El aparato de seguridad está dominado por el NISS, verdadera columna vertebral del régimen que controla al conjunto de la población. Está estrechamente vinculado a la CIA y a los servicios de inteligencia occidentales, a los que suministra desde 2001 todos los datos de que dispone sobre los movimientos terroristas islamistas, del Sahel a Afganistán. Su responsable, Salah Gosh, aspirante a suceder a Omar al Bashir, se había visto relegado y posteriormente encarcelado, para regresar a primera fila hace un año. Es bien recibido en Estados Unidos y en Europa, adonde viaja con frecuencia para coordinar su actividad con la de sus homólogos occidentales y perseguir a los opositores al régimen. Tal vez el Comité Militar lo aisló solo como maniobra de distracción, o en un intento de despachar a un contrincante peligroso.

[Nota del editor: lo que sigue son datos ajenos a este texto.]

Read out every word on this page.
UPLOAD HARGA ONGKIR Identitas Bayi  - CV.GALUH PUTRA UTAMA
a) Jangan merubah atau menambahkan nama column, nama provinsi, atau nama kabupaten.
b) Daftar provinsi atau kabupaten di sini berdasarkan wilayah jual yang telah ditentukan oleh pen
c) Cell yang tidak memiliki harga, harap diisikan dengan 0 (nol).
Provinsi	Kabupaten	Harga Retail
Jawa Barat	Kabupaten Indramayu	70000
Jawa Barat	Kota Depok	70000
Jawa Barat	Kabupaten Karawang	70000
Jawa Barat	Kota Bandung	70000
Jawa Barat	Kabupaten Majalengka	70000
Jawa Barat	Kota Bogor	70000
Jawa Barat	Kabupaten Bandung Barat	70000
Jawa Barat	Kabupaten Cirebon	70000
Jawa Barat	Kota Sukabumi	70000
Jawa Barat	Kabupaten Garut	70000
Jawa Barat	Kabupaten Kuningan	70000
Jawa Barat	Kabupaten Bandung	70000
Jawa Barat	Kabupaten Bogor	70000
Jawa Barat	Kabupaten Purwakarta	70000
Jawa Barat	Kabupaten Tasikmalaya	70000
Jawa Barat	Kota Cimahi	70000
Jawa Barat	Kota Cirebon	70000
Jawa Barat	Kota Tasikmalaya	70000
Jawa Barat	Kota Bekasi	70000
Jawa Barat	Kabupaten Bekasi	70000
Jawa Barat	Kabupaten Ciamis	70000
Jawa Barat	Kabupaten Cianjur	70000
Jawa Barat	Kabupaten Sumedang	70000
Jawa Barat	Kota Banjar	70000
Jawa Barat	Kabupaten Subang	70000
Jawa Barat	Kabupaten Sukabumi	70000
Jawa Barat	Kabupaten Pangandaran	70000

Retos antiguos y nuevos actores

* Saqueos y prebendas

Ejército y servicios de inteligencia acaparan el 80% del presupuesto nacional: se calcula que 70.000 millones de dólares en ingresos petroleros se han evaporado sin dejar rastro en 20 años. Los privilegios concedidos a los altos dignatarios son variados: prestaciones en especie como coches, alojamiento, viajes al extranjero y, sobre todo, tráficos ilícitos (impuestos a migrantes y pasadores de fronteras, buscadores de oro, etc.), asignación de amplias fincas agrícolas y participación en el complejo militar-industrial. Sudán se ha hecho con una prospera industria armamentista, cuyos productos (armas ligeras, vehículos blindados y hasta aeronaves con licencia) triunfan en las ferias internacionales. Las fortunas adquiridas de este modo se depositan en los bancos occidentales o se invierten en el sector inmobiliario dubaití, malasio o chino.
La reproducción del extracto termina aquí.